Various inequalities exist in structured social systems. Women, people of color, the
uneducated, the poor, and those who face disabilities have often gone voiceless and powerless
throughout history, and their struggles persist today. These groups of people are marginalized
and face discrimination, prejudices, and sometimes oppression. Discrimination can happen
anywhere, a power imbalance exists between groups of people, such as in education, in social
and political contexts, and even health care. However discrimination in health care is disturbing
as it violates the norms articulated by health care providers.

Nursing profession has changed drastically over time. Roles and responsibilities have
increased and became more far complicated. Nurses are managers, leaders, supervisors,
advocates, educators and faced with everyday task of improving and strengthening professional
leadership within their work environment. Providing critical care, supporting patient autonomy,
managing good quality and eliminating the risk is their major challenge. Though times and roles
have changed, nurses continue to be an oppressed group as they have experienced repeated,
widespread, and systematic injustice under a system by physicians, administrators, and
marginalized nurse managers. And since, nurses being the frontline and back bone of the health
care sector, they are more likely associated with the risk of workplace violence because they tend
to receive verbal abuse from patients. Oppression, just like discrimination, it imbalances groups
causing constraints not only in the physical environment, but also in social realations. Given this
situations, do you think nurses still has the urge to preserve core values which promote justice,
equality and fairness?
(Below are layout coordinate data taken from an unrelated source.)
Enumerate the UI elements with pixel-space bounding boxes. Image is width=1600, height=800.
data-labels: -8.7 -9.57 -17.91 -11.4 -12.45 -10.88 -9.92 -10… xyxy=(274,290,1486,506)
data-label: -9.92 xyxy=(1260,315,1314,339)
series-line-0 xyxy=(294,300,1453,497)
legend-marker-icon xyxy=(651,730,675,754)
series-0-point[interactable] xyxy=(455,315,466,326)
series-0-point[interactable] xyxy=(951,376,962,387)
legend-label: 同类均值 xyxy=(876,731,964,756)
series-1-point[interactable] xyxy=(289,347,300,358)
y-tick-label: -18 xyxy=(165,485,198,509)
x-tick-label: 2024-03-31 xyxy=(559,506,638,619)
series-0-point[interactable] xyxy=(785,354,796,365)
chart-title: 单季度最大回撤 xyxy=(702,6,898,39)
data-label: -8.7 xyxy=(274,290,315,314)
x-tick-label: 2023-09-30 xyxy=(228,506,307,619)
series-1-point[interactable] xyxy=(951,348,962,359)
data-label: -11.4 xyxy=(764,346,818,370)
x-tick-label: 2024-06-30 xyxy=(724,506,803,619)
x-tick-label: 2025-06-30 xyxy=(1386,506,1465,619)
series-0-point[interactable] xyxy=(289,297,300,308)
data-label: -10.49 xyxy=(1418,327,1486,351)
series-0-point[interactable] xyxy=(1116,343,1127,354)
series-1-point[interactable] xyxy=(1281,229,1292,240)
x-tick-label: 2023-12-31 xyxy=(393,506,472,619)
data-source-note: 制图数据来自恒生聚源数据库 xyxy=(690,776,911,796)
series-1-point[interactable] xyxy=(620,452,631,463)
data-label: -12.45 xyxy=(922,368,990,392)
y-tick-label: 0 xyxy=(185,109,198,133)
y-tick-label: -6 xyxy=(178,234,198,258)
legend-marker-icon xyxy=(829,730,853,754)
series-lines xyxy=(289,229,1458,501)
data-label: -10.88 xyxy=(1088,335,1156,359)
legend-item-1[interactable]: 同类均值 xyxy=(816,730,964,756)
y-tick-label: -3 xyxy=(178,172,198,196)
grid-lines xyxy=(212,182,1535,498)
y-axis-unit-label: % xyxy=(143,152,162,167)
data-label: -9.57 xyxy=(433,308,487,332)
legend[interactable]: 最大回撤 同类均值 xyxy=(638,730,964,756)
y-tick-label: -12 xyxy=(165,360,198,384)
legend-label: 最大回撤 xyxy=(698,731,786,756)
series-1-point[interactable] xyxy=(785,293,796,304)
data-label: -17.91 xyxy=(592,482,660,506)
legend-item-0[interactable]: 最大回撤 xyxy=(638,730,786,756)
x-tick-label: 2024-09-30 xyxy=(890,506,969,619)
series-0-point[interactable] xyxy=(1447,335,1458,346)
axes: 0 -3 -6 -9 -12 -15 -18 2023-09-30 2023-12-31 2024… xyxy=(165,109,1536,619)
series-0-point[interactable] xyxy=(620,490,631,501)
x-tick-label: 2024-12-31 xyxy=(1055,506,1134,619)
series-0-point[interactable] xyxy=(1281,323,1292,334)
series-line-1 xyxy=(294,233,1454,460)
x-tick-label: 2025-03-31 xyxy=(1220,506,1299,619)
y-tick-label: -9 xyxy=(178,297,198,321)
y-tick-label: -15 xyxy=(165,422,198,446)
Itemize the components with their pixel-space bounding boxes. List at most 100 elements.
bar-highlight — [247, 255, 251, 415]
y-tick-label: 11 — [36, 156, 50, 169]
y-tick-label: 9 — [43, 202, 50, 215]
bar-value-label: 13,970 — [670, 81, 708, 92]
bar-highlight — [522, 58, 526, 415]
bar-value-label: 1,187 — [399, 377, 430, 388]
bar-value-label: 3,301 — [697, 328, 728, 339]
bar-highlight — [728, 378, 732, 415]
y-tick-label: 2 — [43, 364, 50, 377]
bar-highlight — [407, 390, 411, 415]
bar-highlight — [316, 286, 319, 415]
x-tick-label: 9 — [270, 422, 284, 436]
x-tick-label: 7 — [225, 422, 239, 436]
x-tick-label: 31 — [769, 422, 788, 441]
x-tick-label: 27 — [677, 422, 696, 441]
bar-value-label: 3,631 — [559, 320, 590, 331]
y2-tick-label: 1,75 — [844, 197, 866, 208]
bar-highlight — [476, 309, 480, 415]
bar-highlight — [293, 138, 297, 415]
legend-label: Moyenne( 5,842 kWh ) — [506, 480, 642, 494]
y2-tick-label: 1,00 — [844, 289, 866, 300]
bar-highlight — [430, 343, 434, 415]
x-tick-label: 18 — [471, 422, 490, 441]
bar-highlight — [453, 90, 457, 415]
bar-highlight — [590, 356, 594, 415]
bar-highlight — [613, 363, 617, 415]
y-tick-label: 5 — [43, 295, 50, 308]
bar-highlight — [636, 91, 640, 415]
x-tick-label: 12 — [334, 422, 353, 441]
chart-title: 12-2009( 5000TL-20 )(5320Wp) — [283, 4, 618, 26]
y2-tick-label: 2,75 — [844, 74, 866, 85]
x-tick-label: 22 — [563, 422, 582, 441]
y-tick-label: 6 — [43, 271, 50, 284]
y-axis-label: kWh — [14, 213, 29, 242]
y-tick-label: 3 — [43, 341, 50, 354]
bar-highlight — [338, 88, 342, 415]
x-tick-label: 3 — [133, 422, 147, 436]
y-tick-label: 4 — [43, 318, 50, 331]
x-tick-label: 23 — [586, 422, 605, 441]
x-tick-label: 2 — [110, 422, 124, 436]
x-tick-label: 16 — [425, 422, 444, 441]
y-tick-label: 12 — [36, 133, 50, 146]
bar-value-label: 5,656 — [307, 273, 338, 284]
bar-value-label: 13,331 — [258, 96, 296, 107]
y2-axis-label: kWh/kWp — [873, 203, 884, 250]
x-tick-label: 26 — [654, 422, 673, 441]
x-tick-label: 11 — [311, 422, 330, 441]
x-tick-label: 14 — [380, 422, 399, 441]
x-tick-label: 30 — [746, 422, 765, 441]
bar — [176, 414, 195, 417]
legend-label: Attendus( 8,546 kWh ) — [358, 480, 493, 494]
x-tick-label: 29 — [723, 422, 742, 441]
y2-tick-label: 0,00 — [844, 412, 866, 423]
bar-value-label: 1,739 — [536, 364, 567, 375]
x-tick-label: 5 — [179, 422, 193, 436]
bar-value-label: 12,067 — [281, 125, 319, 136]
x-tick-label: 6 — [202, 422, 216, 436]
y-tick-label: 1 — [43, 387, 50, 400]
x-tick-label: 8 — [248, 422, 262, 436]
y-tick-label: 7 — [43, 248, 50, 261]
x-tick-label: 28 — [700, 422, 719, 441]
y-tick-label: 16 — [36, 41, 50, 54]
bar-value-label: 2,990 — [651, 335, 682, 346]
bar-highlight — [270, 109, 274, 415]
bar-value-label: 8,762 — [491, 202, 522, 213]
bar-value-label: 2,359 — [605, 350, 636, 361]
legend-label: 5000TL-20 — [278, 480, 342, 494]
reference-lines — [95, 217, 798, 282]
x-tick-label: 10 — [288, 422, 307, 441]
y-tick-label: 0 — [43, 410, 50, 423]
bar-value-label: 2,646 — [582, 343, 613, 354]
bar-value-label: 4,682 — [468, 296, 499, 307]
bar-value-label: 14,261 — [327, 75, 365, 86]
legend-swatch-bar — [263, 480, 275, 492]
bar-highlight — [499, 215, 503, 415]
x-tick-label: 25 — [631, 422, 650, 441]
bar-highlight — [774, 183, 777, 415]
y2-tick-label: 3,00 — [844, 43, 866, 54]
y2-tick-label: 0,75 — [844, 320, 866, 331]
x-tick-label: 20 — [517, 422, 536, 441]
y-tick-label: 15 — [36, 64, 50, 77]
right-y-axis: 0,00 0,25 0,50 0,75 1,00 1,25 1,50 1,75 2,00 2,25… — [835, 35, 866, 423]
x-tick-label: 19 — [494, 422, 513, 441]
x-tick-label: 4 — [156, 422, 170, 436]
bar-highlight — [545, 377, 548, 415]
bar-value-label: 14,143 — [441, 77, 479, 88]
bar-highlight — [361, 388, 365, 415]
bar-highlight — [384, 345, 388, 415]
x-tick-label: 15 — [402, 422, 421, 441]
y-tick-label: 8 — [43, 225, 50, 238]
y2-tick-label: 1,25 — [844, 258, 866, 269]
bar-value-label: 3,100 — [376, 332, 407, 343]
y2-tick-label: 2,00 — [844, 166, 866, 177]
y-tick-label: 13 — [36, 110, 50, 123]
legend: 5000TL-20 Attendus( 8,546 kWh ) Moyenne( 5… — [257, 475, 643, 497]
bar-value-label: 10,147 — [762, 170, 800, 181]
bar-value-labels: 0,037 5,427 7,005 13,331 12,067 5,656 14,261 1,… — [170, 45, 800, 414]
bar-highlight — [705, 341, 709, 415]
Are they still willing to carry the standards of care in the area?

There are many factor that contributes in the oppression in nursing. Within the health
care setting, health professionals, including physicians, nurses, allied health, managers, and
hospital administrators, must come together and develop policies to address discrimination, and
eliminate abuse and disrespectful behavior in the workplace. It is important to foster trust,
respect, openness, and a positive attitude to other health care professions.